Alexander Bjork (+2500)

I absolutely love this number we’re getting this week on Bjork. Bjork has been one of the most consistent golfers on the DP World Tour dating back to May. He placed T14th in last week’s D+D Real Czech Masters but prior to that, had a stretch on the DP World Tour where he placed fourth at the DS Automobiles Italian Open, T4th at the Soudal Open, T29th at the KLM Open, T6th at the Porsche European Open, T9th at the Volvo Car Scandinavian Mixed, T8th at the Betfred British Masters and T4th at the Made in Himmerland. That is a top ten in six-of-his-last-eight DP World Tour events and top five in three of those same eight events. On top of all of that, he placed T35th at the Genesis Scottish Open and T41st at The Open Championship. Bjork is currently second on Tour in all of SG: APP, par three average scoring and bogey avoidance, third in driving accuracy, fourth in scrambling, fifth in par four average scoring, seventh in both GIR% and SG: PUTT and 40th in birdie or better percentage. His lone downfall this week comes with a 123rd placement in SG: OTT but is third on tour in driving accuracy so I’m not that concerned. Bjork tops my model this week and I’ll be riding two units on that +2500 number.


Thorbjorn Olesen (+4200)

Another great number on the betting card this week. Olesen is currently fifth on Tour in both par three average scoring and bogey avoidance, seventh in scrambling, 10th in SG: PUTT, 11th in SG: APP, 18th in both par four average scoring and birdie or better percentage, 25th in GIR%, 42nd in SG: OTT and 79th in driving accuracy. Like Meronk, Olesen is above average in each of the ten statistical categories I took into consideration this week. Olesen returned to a bit of form last week with a T11th at the D+D Real Czech Masters. Prior to that, he missed the cut at The Open but did place T25th at the Genesis Scottish Open. He does have a victory on the season at the Thailand Classic back in February and placed third at the Soudal Open in May. I’m playing one unit on Olesen this week.


Nathan Kimsey (+6500)

In an event that often sees the cream-of-the-crop rising, Kimsey is my long shot at +6500. It wasn’t that long ago that Kimsey placed second at the co-sanctioned Barbasol Championship. He also placed T25th at the co-sanctioned Barracuda Championship and T10th at the Made in Himmerland back in early July. Kimsey placed T31st at last week’s D+D Real Czech Masters.
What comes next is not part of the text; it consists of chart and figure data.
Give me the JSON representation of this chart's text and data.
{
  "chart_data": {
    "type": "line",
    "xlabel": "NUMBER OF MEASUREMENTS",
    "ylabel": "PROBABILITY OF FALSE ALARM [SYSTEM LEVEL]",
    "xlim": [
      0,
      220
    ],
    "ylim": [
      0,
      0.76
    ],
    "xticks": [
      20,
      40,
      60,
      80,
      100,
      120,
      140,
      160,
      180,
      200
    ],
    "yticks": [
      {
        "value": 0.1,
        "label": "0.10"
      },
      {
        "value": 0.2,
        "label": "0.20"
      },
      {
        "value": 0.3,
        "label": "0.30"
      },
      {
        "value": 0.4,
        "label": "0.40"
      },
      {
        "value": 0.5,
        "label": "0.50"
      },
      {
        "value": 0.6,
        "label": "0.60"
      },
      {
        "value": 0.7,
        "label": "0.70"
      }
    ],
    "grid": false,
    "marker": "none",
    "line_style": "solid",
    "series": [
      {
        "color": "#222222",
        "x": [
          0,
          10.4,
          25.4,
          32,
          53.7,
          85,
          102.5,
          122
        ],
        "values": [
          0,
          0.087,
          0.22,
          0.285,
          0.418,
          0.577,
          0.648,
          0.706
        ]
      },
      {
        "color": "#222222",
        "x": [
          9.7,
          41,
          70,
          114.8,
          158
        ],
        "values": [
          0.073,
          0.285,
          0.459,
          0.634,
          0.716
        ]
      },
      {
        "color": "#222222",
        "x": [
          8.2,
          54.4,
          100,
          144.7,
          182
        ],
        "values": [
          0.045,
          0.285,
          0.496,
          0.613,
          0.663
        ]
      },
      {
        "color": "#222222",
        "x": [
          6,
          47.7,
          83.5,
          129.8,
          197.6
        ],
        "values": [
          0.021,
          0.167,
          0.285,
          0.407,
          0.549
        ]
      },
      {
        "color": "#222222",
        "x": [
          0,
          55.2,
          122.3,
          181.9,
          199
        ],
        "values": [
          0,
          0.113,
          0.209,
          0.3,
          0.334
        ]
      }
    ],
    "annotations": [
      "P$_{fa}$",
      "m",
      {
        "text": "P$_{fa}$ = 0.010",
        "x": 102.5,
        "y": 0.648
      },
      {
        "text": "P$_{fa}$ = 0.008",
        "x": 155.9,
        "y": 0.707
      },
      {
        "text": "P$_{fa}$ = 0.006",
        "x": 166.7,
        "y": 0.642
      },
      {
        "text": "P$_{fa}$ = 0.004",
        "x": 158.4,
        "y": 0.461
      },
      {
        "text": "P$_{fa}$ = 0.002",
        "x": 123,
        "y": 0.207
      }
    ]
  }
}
He is currently second on Tour in driving accuracy, fifth in GIR%, eighth in scrambling, ninth in par four average scoring, 15th in both SG: PUTT and birdie or better percentage, 23rd in bogey avoidance, 24th in par three average scoring, 51st in SG: OTT and 91st in SG: APP. Kimsey is above average in nine-of-the-ten statistical categories I took into consideration this week. Not bad for someone at +6500. While being in a bit of form and matching up well, I’m placing a unit on Kimsey.